Learning how to learn, from the beginning

We may talk about being continuous learners, but the reality is that those who question the existing systems put themselves on the fringe. Christian Long cites the recent case of Pluto no longer being a planet and how this shows how brittle our formal education system is after some 100 years.

And let me get this straight: you want me to be a lifelong learner, but just not right-this-second ’cause that’s not in the rubric you mapped out this summer with the help of the study-to-the-test-consultants that did that workshop you sat through for credits to keep your job while you’d rather be teaching and inspring me and the rest of my buddies here in 5th period, because the textbook guys already struck a deal with teachers who don’t use the Internet and the worksheets were already printed and the tests were already evaluated for veracity and comparible student populations and big money was spent on all of it so we just sit here and read the textbook and take the quiz and all will be okay? Seriously?

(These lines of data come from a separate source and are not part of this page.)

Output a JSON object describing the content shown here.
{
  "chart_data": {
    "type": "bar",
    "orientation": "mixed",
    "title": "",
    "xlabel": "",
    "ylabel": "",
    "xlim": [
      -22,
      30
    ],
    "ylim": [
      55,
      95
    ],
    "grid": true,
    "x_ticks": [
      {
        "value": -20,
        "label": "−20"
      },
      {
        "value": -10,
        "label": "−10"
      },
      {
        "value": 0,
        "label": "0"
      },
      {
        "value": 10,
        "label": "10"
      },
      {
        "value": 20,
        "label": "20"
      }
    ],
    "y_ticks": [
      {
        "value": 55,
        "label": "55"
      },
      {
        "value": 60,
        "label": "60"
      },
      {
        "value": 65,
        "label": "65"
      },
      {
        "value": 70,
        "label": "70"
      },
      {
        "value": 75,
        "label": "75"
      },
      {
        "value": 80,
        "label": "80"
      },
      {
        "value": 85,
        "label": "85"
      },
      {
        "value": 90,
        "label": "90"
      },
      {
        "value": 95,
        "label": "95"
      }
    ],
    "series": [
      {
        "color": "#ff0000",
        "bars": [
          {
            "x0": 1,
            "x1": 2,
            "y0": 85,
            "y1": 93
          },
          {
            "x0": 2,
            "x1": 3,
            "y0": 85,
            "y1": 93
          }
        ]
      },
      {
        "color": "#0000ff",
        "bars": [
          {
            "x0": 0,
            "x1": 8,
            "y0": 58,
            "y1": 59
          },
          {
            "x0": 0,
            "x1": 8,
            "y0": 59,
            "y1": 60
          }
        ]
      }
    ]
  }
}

But what about Pluto? They told that planet that all was okay and painted its picture in countless solar system maps and made little kids learn songs that rhymed the names of all 9 of them. And look what happened to that guy?

And is there someone I can call about this? Someone who has the answer? And isn’t worried about what the textbook says?

The same goes for informal learning in the workplace. After decades of being told how to jump through the right hoops and get all of the right stickers degrees, you now want all workers to think for themselves, but only enough to support the existing structure and not to question the status quo? Good luck, because all of this freedom to rip, mix & learn is very subversive.